The movie that saved Julia Roberts from Hollywood exile: “I hadn’t worked in a long time”

Having been one of cinema’s biggest stars for over three decades, Julia Roberts has long since reached a point where she’s able to pick and choose her roles, and she’s become more selective than ever.

The Academy Award winner has only appeared in three movies since 2017, although she did play her first two leading roles on television during that time in Homecoming and Gaslit. Roberts is rich, successful, and has proven enough to sit at home until the right script lands on her desk, but she wasn’t in the same position back in the 1990s, when Hollywood was trying to shove her into a box she didn’t want to be in.

The way things have always worked is that if an actor scores either their breakout role, a colossal box office hit, or a combination of both in the same film, the industry’s immediate response is to inundate them with incredibly similar parts in the hopes that lightning will strike at least twice, if not many more times.

Sure enough, after Pretty Woman strapped a rocket to her back, the actor was dubbed ‘America’s Sweetheart’ and started being offered every rom-com under the sun. That wasn’t where she saw her career heading, though, and after a thoroughly miserable experience on the set of Steven Spielberg’s Hook, she took a step back until the perfect role in the perfect picture came along.

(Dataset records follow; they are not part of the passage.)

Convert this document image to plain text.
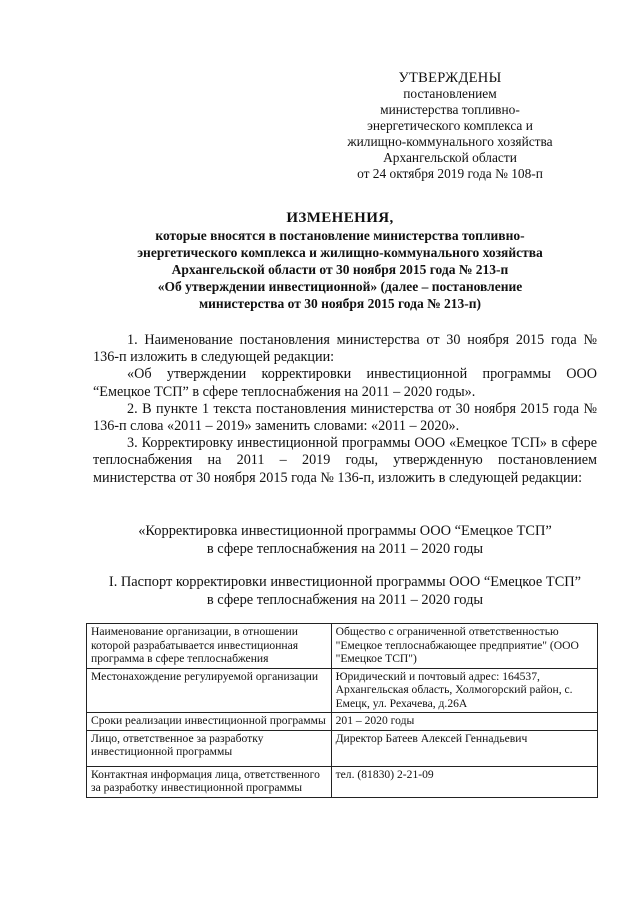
УТВЕРЖДЕНЫ
постановлением
министерства топливно-
энергетического комплекса и
жилищно-коммунального хозяйства
Архангельской области
от 24 октября 2019 года № 108-п
ИЗМЕНЕНИЯ,
которые вносятся в постановление министерства топливно-
энергетического комплекса и жилищно-коммунального хозяйства
Архангельской области от 30 ноября 2015 года № 213-п
«Об утверждении инвестиционной» (далее – постановление
министерства от 30 ноября 2015 года № 213-п)

1. Наименование постановления министерства от 30 ноября 2015 года № 136-п изложить в следующей редакции:

«Об утверждении корректировки инвестиционной программы ООО “Емецкое ТСП” в сфере теплоснабжения на 2011 – 2020 годы».

2. В пункте 1 текста постановления министерства от 30 ноября 2015 года № 136-п слова «2011 – 2019» заменить словами: «2011 – 2020».

3. Корректировку инвестиционной программы ООО «Емецкое ТСП» в сфере теплоснабжения на 2011 – 2019 годы, утвержденную постановлением министерства от 30 ноября 2015 года № 136-п, изложить в следующей редакции:

«Корректировка инвестиционной программы ООО “Емецкое ТСП”
в сфере теплоснабжения на 2011 – 2020 годы
I. Паспорт корректировки инвестиционной программы ООО “Емецкое ТСП”
в сфере теплоснабжения на 2011 – 2020 годы
Наименование организации, в отношении которой разрабатывается инвестиционная программа в сфере теплоснабжения	Общество с ограниченной ответственностью "Емецкое теплоснабжающее предприятие" (ООО "Емецкое ТСП")
Местонахождение регулируемой организации	Юридический и почтовый адрес: 164537, Архангельская область, Холмогорский район, с. Емецк, ул. Рехачева, д.26А
Сроки реализации инвестиционной программы	201 – 2020 годы
Лицо, ответственное за разработку инвестиционной программы	Директор Батеев Алексей Геннадьевич
Контактная информация лица, ответственного за разработку инвестиционной программы	тел. (81830) 2-21-09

Between 1987 and 2004, there was only one year that went by without Roberts playing a major role in at least one feature, although she was still present and accounted for by way of a cameo as herself in Robert Altman’s 1992 satire, The Player. It was the longest self-imposed exile of her professional life up until that point, and the project that drew her back onto the big screen became one of her personal favourites.

Talking to Howard Stern, she named Alan J Pakula’s The Pelican Brief as one of her best, explaining, “I hadn’t worked for a long time because all the scripts I was reading, I didn’t like. And so, it had been about two years, so going back on a movie set after two years, that was fulfilling.”

There were 736 days between the release of Hook and Pakula’s John Grisham adaptation, but with Spielberg’s fantasy commencing shooting in February 1991 and Roberts’ two-hander opposite Denzel Washington reaching in front of the cameras in May 1993, there was an even longer gap between her last days on the former and the latter.

The Pelican Brief underlined that she hadn’t lost any of her sway with audiences during her two-year sabbatical, with the combination of two A-list stars paired together just when the Grisham craze was inching towards the apex of its mainstream popularity propelling the movie to almost $200million at the global box office, hinting that Roberts’ absence had made the audience’s heart grow fonder.

Luckily for her, she bounced back from her horrible time on Hook with a film that took pride of place among her back catalogue.